8. Correlation analysis between BNP and cardiac amyloidosis in symptomatic multiple myeloma.
Kolmogorov-Smirnow test showed that BNP was not normally distributed. To investigate the relationship between BNP and cardiac amyloidosis, we performed the Spearman’s correlation test. We observed that BNP at diagnosis was significantly correlated with cardiac amyloidosis (r = 0.496, P < 0.001).
9. Treatment regimens, initial therapeutic effect in symptomatic or smoldering multiple myeloma with AL amyloidosis.
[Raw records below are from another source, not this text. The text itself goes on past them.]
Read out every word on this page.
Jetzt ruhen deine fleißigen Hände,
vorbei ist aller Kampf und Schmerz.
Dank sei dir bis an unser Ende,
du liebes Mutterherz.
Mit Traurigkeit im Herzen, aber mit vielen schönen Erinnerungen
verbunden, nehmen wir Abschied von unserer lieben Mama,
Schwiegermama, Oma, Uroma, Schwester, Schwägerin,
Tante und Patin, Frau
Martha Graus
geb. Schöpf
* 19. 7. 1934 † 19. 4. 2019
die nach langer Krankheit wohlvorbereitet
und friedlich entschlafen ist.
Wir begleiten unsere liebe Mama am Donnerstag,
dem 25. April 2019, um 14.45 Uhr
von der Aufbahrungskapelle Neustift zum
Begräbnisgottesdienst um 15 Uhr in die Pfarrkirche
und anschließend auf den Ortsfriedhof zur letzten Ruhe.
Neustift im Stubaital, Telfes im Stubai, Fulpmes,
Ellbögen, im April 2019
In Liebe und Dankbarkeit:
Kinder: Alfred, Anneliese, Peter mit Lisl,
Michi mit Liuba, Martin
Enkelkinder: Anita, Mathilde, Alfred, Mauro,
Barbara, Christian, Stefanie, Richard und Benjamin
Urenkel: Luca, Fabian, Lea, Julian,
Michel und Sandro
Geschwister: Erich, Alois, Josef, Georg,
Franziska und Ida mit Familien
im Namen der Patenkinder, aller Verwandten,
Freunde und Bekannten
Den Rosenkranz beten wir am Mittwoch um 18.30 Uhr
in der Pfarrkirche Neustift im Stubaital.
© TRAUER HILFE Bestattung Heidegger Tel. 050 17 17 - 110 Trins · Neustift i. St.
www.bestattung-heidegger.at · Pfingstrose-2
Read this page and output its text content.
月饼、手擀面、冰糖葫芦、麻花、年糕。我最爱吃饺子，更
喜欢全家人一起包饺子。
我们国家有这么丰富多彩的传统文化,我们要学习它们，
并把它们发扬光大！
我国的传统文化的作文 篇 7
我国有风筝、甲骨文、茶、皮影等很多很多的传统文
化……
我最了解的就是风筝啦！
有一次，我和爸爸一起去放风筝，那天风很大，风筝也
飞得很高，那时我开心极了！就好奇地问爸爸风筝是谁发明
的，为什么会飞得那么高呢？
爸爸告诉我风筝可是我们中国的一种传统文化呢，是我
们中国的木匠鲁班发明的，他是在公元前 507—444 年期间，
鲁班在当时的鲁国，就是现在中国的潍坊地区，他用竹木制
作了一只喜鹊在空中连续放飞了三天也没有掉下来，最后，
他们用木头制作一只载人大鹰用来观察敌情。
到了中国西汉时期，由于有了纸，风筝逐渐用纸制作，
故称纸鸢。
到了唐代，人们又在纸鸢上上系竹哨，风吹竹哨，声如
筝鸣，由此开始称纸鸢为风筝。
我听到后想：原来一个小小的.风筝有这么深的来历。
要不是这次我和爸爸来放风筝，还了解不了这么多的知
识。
The previous results suggested that treatment regimen and initial therapeutic effect were significantly associated with the prognosis of symptomatic and smoldering multiple myeloma. We further found that in patients with symptomatic multiple myeloma complicated by AL amyloidosis, the survival time of Bortezomib group (42.9 vs.9.2 months, p = 0.013, Fig. 3A) and better ITE group (53.7 vs.8.8 months, p < 0.001, Fig. 3B) were longer. In addition, similarly, in patients with smoldering multiple myeloma complicated by AL amyloidosis, the survival time of Bortezomib group (36.7 vs. 4.2 months, p < 0.001, Fig. 3C) and better ITE group (not reach vs.15.4 months, p = 0.006, Fig. 3D) were also longer.